In 2013 KWAG volunteers removed the disfiguring tennis court from the front of the park. 

Amongst our biggest and most physically challenging achievements must by the flight of 61 steps installed through Penpole Wood. This sought to restore an historic connection between the carriage drive and one of the historic Georgian pleasure walks below. The latter had been formed in the 1760s, but the connection had become impassable. The formation of steps restored an important circular walk. The first three months of 2015 saw most of the work finished, but the need to pile some of the steps into the bedrock required a return the following year to finally complete the job using a different approach. Already popular even before we’d finished building them we hope they will continue to be of benefit for many years yet.

The revived pleasure walk in Penpole Wood fitted out with new steps in 2015. 
A serpentine set of steps gave new accessible access between the Echo and the historic terrace behind.
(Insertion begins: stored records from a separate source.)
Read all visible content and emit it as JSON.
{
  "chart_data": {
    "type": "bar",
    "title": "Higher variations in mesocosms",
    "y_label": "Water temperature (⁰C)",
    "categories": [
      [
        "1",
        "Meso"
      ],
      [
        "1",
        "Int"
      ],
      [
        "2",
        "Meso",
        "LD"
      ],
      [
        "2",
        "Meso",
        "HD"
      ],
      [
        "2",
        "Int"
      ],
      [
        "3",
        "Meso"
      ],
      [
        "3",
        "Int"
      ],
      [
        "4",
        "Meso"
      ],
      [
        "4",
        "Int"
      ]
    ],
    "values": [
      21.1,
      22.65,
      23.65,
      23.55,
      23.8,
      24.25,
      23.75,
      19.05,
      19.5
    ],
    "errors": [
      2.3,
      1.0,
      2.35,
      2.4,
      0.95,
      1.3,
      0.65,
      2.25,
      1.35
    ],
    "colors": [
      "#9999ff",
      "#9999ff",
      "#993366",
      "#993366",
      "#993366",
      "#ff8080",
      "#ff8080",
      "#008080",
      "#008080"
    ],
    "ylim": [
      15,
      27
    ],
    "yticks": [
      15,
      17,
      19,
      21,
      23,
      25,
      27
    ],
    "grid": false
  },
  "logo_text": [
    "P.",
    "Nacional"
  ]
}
The skills we’d picked up on the Penpole steps were reemployed in 2017 when we installed another short, but important stretch linking the Echo to the viewing terrace behind it. Although an historic path had existed it had long since vanished, and the going was steep, muddy and impassable for anyone with a wheelchair or unsteady on their feet. A new serpentine set of steps created an accessible route for everyone to enjoy, followed the Georgian path closely, and reconnected two important historic features. We’re grateful for all the volunteers who have helped in these projects, and particularly to Jim Ellis who has organised and provided logistics for many of our grand projects.

As well as installing new infrastructure we’ve enhanced the park in softer ways. In partnership with One Tree per Child we’ve planted hundreds of new saplings within Penpole Wood to help regenerate native woodland. Particular thanks are due to Celia Ellis who has helped coordinate these works and has taken such an active role for both our organisations.

Families came out to help KWAG plant 8000 daffodil bulbs on the Centre in 2019.

Every year since 2013 we’ve carried out our annual Big Bulb Plant, strengthening native wildflower populations and enhancing the park for visitors. In the last eight years we’ve planted over 64,000 bulbs, from daffodils to bluebells, cyclamen, and fritillary. Woodland areas have benefited from bluebells where the choking cherry laurel have been removed, and new displays of daffodils have become a highlight of the Kings Weston year. It’s at The Circle that our efforts to conserve and enhance have converged with greatest effect. In 2011 it was in a poor state, engulfed in brambles with laurels hard behind them. Conservation work pushed back the undergrowth, we followed through with grass seed and diligent maintenance until 2019 when it was planted with 8000 daffodils. The results have been inspiring and we hope for a similar display this year.

Daffodils burst to life on The Circle in March last year

However, probably our greatest planting achievement was the reinstatement of the avenue of lime trees framing the main front of Kings Weston house. This was replanted as a memorial to KWAG’s co-founder, Tim Denning who died in 2012 and was completed as a schools project in January 2014. The avenue of seventeen new trees restores some of the formal relationship between house and grounds, balancing out the existing ancient lime avenue, and restoring a long lost landscape feature.

The memorial avenue planted in 2014 in memory of Tim Denning, one of KWAG’s founders. 
one of three Scots Pines planted last month to replace the historic Sentinels below the Echo.

As part of our tenth anniversary events we will be planting more trees around the estate. In January three new Scots Pine saplings were planted to replace some of the mighty “Sentinels” in the woodland below the Echo. The original trees were planted perhaps two centuries ago, but some are now succumbing to decay. We hope that these three new sentinels will grow to continue the species’ vigil over the estate for many years to come.